5 de dezembro de 2025

[CONTO] “Estendi as calcinhas enquanto o café esfriava”, de Luan FH

 

Sumir é um ato corajoso ou covarde? Meu ex abana o rabo enquanto tenta me ligar na madrugada, chorando desesperadamente, alegando estar com saudade. Eu me corrijo dez vezes antes de tomar a decisão e agir. Não por ele, mas por mim, cansei desse cara enchendo o saco. Homens, grande parte deles procuram a ex somente para uma transa e depois dá um adeus. e adeus, tá tudo acabado.

Sábado é o meu dia favorito, pois, quase em toda sexta-feira compro um vinho, ponho cigarette para tocar, acendo meu cigarro, e bebo igual uma louca que comemora qualquer besteira que a vida dá. A ressaca do sábado serve para me motivar a parar.
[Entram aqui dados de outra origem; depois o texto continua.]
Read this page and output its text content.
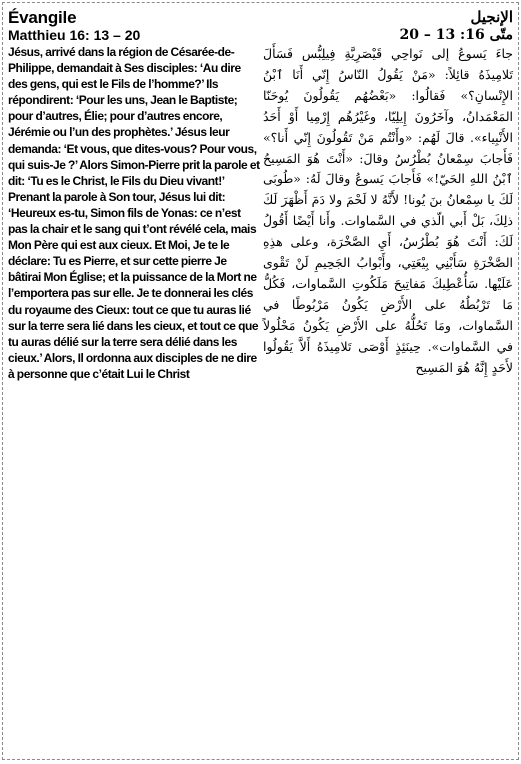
Évangile
Matthieu 16: 13 – 20

Jésus, arrivé dans la région de Césarée-de-Philippe, demandait à Ses disciples: ‘Au dire des gens, qui est le Fils de l’homme?’ Ils répondirent: ‘Pour les uns, Jean le Baptiste; pour d’autres, Élie; pour d’autres encore, Jérémie ou l’un des prophètes.’ Jésus leur demanda: ‘Et vous, que dites-vous? Pour vous, qui suis-Je ?’ Alors Simon-Pierre prit la parole et dit: ‘Tu es le Christ, le Fils du Dieu vivant!’ Prenant la parole à Son tour, Jésus lui dit: ‘Heureux es-tu, Simon fils de Yonas: ce n’est pas la chair et le sang qui t’ont révélé cela, mais Mon Père qui est aux cieux. Et Moi, Je te le déclare: Tu es Pierre, et sur cette pierre Je bâtirai Mon Église; et la puissance de la Mort ne l’emportera pas sur elle. Je te donnerai les clés du royaume des Cieux: tout ce que tu auras lié sur la terre sera lié dans les cieux, et tout ce que tu auras délié sur la terre sera délié dans les cieux.’ Alors, Il ordonna aux disciples de ne dire à personne que c’était Lui le Christ

الإنجيل
متّى 16: 13 – 20

جاءَ يَسوعُ إلى نَواحِي قَيْصَرِيَّةِ فِيلِبُّس فَسَأَلَ تَلامِيذَهُ قائِلاً: «مَنْ يَقُولُ النّاسُ إِنّي أَنَا ٱبْنُ الإِنْسانِ؟» فَقالُوا: «بَعْضُهُم يَقُولُونَ يُوحَنّا المَعْمَدانُ، وآخَرُونَ إِيلِيّا، وغَيْرُهُم إِرْمِيا أَوْ أَحَدُ الأَنْبِياء». قالَ لَهُم: «وأَنْتُم مَنْ تَقُولُونَ إِنّي أَنا؟» فَأَجابَ سِمْعانُ بُطْرُسُ وقالَ: «أَنْتَ هُوَ المَسِيحُ ٱبْنُ اللهِ الحَيّ!» فَأَجابَ يَسوعُ وقالَ لَهُ: «طُوبَى لَكَ يا سِمْعانُ بنَ يُونا! لأَنَّهُ لا لَحْمَ ولا دَمَ أَظْهَرَ لَكَ ذلِكَ، بَلْ أَبي الّذي في السَّماوات. وأَنا أَيْضًا أَقُولُ لَكَ: أَنْتَ هُوَ بُطْرُسُ، أَيِ الصَّخْرَة، وعلى هذِهِ الصَّخْرَةِ سَأَبْنِي بِيْعَتِي، وأَبْوابُ الجَحِيمِ لَنْ تَقْوى عَلَيْها. سَأُعْطِيكَ مَفاتِيحَ مَلَكُوتِ السَّماوات، فَكُلُّ مَا تَرْبُطُهُ على الأَرْضِ يَكُونُ مَرْبُوطًا في السَّماوات، ومَا تَحُلُّهُ على الأَرْضِ يَكُونُ مَحْلُولاً في السَّماوات». حِينَئِذٍ أَوْصَى تَلامِيذَهُ أَلاَّ يَقُولُوا لأَحَدٍ إِنَّهُ هُوَ المَسِيح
No sétimo andar, o meu apartamento, depois de longos anos morando com meus pais — E eu já estava de saco cheio, e não era pequeno, me sentia cansada de tudo, de todos, como se já não bastasse a faculdade, os professores, ainda tinha que aturar as brigas — Tudo tem um limite e para mim, aquela casa já tinha chegado ao extremo!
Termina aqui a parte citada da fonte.